So, interest rates are going to rise…
Central banks in the United States and the UK are finally embarking on a rate hike cycle and that means that interest rates are slowly normalising. And while I doubt we are ever going to get back to the interest rate levels we had before the financial crisis of 2008, the rise in interest rates could have more than just the usual consequences.
The usual consequence of rising interest rates is that all future cash flows are discounted with higher rates, which means that equity valuations decline (more so for growth stocks than value stocks which is why value outperforms growth in times of rising rates), but so do bond valuations. That’s bad news for the classic stock/bond portfolios because they suffer on both the equity and the bond side. But whether alternative investments are able to diversify this interest rate risk is open to debate. The track record of most alternative assets in times of rising interest rates is very poor and I don’t have high hopes that this is going to be different this time.

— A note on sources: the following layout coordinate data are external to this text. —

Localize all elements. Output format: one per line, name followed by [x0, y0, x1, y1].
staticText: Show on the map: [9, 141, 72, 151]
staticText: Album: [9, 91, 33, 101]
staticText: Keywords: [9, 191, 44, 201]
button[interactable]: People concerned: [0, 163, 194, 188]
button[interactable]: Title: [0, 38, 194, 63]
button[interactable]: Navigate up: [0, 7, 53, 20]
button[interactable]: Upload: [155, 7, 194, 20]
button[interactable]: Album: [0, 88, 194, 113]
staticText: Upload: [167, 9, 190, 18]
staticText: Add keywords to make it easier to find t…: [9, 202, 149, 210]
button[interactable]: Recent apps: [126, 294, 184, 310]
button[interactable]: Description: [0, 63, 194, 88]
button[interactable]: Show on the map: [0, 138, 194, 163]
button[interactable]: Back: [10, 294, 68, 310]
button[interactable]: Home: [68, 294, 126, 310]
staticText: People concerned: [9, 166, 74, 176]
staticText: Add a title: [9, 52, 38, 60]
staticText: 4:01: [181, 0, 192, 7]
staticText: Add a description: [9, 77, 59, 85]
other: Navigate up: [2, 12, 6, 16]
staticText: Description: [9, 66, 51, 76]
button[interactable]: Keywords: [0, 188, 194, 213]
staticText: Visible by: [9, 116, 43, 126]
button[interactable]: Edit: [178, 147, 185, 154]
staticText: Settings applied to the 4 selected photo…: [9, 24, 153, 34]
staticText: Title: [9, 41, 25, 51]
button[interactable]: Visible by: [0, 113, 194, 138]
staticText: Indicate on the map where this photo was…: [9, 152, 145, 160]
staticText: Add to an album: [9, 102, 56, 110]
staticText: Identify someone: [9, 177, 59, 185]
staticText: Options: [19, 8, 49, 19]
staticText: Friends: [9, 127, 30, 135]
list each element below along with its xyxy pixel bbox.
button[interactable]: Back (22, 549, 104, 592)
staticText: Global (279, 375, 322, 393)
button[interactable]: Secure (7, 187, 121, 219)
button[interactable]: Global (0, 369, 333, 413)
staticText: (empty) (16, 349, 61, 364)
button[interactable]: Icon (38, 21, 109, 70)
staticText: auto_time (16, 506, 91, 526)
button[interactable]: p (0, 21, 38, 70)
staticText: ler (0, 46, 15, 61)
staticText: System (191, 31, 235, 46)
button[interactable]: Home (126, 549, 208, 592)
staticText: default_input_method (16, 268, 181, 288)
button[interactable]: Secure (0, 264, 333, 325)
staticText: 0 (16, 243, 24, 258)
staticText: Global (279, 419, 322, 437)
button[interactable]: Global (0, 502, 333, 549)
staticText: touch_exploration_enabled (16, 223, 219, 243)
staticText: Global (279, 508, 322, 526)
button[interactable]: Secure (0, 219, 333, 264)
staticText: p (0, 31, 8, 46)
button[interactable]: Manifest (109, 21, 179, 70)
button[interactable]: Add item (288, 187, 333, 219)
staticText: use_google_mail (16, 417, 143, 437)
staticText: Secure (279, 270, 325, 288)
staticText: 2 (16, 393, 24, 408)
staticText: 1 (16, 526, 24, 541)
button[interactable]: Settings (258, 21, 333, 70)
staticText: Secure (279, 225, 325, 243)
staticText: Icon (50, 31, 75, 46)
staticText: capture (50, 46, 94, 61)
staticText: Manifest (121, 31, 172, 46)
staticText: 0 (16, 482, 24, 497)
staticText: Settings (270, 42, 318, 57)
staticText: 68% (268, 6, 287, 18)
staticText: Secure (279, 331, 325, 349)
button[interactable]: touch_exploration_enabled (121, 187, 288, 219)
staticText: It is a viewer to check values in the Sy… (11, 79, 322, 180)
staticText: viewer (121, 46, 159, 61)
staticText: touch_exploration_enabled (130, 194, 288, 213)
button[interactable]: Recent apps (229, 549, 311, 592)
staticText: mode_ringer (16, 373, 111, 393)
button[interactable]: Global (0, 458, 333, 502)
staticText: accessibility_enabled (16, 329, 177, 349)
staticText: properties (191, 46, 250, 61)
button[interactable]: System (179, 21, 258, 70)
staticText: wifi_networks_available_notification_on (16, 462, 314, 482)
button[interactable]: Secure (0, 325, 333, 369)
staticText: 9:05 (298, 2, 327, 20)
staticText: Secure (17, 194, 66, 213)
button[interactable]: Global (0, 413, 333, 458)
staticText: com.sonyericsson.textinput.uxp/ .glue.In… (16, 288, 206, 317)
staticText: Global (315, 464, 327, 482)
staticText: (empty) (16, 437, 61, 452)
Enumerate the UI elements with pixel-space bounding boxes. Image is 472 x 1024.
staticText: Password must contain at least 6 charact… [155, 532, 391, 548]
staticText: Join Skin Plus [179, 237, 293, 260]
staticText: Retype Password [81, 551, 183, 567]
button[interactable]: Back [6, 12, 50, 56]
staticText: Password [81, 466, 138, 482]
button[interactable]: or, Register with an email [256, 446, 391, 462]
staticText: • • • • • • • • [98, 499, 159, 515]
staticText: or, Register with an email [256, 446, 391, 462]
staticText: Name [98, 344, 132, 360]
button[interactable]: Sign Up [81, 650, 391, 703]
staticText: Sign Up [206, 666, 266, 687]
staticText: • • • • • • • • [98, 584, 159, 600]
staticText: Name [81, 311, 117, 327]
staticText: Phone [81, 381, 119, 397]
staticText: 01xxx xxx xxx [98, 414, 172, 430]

But have you thought about the structural shift towards riskier assets we have seen over the last decade? The chart below is from a study of Swiss pension funds. As bond yields in Switzerland have declined, pension funds were forced to reach for yield and make up lost bond income with higher allocations to risky assets like equities. Thanks to a 10-year bull market between 2009 and 2020 this has proven fortuitous for pension funds everywhere because the outsized returns on equities more than compensated for the lower returns on bonds.
Pension funds have been reaching for yield for a decade
Source: Kroencke and Salva (2022)
But let interest rates become higher for longer and I would expect this reach for yield to unwind again. Just as equities become cheaper, pension funds will become tempted to reduce equity allocations and shift them back into bonds in order to reduce risks in their portfolios. Swiss pension funds went into the pandemic of 2020 with the highest allocation to risky assets ever (and they got lucky, equity markets recovered so quickly, or else they would be in deep doodoo now). It seems likely they will again act procyclical in reducing equities in times of rising interest rates.
The good news is that in my opinion, pension funds will once again get lucky because not only do I believe that interest rates will not go back all the way to the levels we were used to 20 or 30 years ago. I am increasingly convinced that the rate hikes this year will, together with high inflation create a recession (or at least a high risk of recession) that will force central banks to cut interest rates again. And that, ironically, should support both bond and equity markets and thus help pension funds once again avoid the consequences of pro-cyclical decision-making.